What he had not had, were lessons on having the self-esteem to insist a sexual partner considers him and uses protection, or the respect for others which would lead to him making sure he protected them against pregnancy and/or sexually transmitted disease. 

When I go and present on my work at academic conferences, people sometimes sidle up afterwards to ask questions. I always hope they will talk about my methodology or what a good broad base of evidence I have got. Instead they tell me about their son or daughter and ask if there is anywhere they can go to get advice and support in talking them through some difficult sexual situation. Being propositioned by the man in the chip shop who is three times their fourteen-year-old's age. Coping with homophobic bullying. These are highly educated and concerned professionals. Yet even they are struggling to help their young children.

People often say I'm brave to have had 'the talk' with Piglet. I feel that if I can't explain where she came from to her, who can! She is still at the stage of going 'ewww ewww!' when there is kissing in films but soon I will start leaving condoms discreetly around the place. To be honest, as an older mum, I would quite like it if we had another baby in the family in the next ten years before I become too old to enjoy it. But I would prefer Piglet to have some responsible fun and get qualifications first. 
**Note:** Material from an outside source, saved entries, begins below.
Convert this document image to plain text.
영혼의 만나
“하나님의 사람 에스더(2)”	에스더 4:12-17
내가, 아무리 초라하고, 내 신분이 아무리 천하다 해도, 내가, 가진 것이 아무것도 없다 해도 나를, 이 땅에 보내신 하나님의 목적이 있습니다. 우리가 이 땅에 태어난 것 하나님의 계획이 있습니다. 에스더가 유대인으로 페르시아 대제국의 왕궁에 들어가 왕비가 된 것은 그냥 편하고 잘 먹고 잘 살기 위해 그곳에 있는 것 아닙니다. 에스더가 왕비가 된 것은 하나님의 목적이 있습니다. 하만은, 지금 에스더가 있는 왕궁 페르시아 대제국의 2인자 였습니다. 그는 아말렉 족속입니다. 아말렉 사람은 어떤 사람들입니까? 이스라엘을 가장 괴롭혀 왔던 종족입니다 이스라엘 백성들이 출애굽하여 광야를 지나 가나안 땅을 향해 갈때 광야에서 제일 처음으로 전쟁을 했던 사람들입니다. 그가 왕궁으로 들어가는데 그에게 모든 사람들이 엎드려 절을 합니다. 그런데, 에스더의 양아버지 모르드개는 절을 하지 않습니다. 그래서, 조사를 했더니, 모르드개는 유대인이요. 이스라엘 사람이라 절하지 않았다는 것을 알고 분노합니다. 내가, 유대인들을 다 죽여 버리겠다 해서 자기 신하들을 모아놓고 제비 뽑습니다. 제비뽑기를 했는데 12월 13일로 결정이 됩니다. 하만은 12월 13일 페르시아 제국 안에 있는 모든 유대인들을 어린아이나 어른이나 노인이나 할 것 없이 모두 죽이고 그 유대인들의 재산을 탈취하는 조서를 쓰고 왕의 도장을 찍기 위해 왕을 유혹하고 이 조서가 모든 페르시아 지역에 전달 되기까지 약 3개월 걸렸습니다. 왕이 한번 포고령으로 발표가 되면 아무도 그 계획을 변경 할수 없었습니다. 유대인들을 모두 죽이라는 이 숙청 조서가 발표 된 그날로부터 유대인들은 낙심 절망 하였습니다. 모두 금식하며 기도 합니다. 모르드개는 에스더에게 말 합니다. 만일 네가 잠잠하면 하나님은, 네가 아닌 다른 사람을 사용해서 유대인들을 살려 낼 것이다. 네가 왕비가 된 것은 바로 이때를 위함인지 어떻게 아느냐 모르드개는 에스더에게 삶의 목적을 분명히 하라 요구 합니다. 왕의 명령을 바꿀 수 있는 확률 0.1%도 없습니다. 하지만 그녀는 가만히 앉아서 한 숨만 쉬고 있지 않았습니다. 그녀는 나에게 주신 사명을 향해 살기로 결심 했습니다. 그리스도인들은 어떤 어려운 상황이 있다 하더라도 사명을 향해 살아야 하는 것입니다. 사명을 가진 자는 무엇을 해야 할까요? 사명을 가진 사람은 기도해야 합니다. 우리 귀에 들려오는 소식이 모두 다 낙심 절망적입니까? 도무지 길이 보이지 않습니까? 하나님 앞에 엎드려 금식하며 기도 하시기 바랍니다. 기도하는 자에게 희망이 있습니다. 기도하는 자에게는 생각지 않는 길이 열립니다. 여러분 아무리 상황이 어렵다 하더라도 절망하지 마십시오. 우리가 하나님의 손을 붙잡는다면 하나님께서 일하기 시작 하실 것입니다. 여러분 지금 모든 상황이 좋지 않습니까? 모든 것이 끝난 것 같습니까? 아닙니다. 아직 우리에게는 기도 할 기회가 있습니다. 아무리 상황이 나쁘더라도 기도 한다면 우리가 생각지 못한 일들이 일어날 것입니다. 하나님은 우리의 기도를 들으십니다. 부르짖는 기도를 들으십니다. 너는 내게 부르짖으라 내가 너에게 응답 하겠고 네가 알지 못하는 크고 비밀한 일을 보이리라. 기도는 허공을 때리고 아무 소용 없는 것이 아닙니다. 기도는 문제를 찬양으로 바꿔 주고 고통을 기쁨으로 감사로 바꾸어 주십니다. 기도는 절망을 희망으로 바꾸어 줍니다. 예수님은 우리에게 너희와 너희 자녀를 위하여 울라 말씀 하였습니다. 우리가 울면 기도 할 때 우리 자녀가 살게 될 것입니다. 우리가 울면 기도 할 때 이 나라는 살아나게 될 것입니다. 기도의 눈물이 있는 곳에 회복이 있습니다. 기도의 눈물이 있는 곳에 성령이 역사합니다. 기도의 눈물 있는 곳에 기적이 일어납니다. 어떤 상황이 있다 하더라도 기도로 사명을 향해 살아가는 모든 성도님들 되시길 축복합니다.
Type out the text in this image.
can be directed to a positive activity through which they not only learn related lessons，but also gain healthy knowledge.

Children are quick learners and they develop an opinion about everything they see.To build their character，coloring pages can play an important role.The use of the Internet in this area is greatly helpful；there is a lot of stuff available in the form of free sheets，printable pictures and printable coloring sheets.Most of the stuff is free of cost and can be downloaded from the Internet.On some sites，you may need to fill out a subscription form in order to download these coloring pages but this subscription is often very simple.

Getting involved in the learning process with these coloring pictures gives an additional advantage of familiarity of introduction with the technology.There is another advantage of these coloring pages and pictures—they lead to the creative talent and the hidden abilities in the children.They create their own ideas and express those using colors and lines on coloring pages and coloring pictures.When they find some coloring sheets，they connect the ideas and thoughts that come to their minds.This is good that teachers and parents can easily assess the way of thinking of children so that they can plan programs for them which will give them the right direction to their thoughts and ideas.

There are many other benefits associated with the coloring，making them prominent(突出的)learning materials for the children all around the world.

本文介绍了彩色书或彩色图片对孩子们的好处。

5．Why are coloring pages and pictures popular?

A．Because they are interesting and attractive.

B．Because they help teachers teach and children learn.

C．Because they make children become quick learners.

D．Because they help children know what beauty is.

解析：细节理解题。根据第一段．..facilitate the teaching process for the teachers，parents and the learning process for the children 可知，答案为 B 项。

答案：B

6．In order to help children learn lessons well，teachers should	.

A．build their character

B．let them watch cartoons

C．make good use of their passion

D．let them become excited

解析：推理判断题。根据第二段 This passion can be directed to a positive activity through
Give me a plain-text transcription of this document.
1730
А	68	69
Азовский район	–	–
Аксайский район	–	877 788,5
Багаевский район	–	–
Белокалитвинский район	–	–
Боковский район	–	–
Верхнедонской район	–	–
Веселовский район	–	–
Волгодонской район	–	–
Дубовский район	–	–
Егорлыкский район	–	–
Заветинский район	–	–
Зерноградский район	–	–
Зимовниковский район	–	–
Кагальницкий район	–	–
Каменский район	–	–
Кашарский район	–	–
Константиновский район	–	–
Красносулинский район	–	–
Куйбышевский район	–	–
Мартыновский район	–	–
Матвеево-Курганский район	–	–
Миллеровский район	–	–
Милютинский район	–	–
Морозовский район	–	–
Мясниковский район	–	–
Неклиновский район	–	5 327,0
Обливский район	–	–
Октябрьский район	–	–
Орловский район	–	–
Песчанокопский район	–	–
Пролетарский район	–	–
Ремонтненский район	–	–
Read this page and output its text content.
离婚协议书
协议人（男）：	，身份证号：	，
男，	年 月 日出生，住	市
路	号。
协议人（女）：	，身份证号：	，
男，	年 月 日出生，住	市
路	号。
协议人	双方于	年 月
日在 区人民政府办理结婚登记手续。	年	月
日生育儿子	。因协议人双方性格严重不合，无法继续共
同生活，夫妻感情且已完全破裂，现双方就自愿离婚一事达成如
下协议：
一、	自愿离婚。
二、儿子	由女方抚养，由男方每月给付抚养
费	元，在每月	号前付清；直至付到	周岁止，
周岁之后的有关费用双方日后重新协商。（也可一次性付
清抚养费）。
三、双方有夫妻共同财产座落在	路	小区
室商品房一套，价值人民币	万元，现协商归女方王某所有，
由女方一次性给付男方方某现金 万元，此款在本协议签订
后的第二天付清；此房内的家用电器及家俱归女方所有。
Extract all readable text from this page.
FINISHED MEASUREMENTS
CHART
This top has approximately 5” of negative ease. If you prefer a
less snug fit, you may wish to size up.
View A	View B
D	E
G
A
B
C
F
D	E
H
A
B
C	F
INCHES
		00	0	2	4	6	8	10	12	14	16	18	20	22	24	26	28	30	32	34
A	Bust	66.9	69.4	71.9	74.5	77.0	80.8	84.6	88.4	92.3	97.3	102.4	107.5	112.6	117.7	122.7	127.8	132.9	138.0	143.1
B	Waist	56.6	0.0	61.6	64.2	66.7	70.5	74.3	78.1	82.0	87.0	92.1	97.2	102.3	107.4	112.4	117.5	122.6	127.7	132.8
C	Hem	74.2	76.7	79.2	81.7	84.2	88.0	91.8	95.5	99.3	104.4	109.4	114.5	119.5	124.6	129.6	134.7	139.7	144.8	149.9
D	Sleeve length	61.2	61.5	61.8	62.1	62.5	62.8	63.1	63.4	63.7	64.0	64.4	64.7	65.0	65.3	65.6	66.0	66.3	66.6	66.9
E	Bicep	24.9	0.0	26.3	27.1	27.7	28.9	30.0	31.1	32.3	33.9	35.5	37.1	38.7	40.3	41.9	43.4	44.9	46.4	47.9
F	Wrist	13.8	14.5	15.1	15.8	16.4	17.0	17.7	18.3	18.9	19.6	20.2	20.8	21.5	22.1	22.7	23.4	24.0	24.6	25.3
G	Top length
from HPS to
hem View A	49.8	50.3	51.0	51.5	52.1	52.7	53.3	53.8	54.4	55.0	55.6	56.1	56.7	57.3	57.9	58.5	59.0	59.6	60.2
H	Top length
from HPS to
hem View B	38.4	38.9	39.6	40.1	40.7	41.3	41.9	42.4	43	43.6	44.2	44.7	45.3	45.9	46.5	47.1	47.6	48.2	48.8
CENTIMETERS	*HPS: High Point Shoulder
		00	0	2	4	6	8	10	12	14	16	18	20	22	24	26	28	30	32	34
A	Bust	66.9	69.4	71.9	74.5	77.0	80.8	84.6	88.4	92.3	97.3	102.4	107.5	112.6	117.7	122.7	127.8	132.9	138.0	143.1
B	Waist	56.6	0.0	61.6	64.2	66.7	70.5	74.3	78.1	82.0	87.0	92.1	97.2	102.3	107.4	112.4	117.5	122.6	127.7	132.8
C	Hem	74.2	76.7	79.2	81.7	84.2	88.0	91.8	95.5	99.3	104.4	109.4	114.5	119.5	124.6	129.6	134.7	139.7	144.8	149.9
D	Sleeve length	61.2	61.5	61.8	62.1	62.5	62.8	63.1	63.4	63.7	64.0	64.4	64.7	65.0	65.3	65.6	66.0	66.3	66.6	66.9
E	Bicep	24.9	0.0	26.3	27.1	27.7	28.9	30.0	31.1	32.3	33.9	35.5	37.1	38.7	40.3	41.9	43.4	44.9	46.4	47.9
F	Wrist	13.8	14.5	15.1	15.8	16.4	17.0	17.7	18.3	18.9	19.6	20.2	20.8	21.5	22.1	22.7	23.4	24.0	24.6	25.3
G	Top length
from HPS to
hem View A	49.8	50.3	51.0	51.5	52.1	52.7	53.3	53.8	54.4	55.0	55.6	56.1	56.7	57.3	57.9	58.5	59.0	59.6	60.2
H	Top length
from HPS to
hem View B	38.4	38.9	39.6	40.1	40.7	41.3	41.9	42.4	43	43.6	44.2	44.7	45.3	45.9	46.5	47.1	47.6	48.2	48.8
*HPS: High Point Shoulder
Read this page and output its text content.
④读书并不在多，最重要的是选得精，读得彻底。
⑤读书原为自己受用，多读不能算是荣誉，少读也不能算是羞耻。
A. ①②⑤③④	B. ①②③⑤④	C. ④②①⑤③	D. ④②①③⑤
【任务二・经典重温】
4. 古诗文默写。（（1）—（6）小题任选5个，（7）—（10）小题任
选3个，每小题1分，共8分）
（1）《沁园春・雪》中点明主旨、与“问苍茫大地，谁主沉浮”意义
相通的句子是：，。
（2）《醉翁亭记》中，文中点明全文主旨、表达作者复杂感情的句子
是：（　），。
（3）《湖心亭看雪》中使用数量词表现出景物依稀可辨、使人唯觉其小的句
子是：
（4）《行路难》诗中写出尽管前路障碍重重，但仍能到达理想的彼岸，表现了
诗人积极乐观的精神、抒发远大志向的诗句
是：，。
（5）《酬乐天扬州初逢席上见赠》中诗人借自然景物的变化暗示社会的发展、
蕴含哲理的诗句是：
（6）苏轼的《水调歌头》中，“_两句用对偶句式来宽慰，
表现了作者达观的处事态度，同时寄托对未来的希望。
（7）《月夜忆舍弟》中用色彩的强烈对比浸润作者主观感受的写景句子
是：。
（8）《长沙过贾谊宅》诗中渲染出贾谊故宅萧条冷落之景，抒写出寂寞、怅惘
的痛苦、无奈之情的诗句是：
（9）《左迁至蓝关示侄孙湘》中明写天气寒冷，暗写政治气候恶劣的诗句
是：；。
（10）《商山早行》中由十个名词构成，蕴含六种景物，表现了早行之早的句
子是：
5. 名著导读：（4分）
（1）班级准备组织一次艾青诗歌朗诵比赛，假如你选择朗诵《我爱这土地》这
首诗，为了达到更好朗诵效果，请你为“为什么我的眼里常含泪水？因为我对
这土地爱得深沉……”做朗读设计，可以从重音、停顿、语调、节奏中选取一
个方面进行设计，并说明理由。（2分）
I would be totally gutted if Piglet had to go through what one of my students went through. I was only asking the kid why she had flunked so badly on her essay. She suddenly began to cry and revealed that she had had to have an abortion in the Christmas holidays. She had not been able to tell anyone-else . She couldn't bear to tell her family or friends. The boy in question had not been mature enough to give her support. She was racked with guilt and conflicted feelings. I was not her personal tutor, and I wasn't even supposed to tell her personal tutor what had happened without her permission which she wasn't in a state to give. I could only assure her she had done the right thing, that she would get the chance to have a family in happier better circumstances, and try to persuade her to seek some appropriate support. I will never know if she did manage to get through it, and pass her degree. 

If only that lad had used a condom, if only she had had the confidence to insist on it, if only her family had been more approachable on such a subject, if only she had had the self-esteem not to be bamboozled into thinking it was all her own fault.

If only both he and she had had a good Healthy Relationships Education.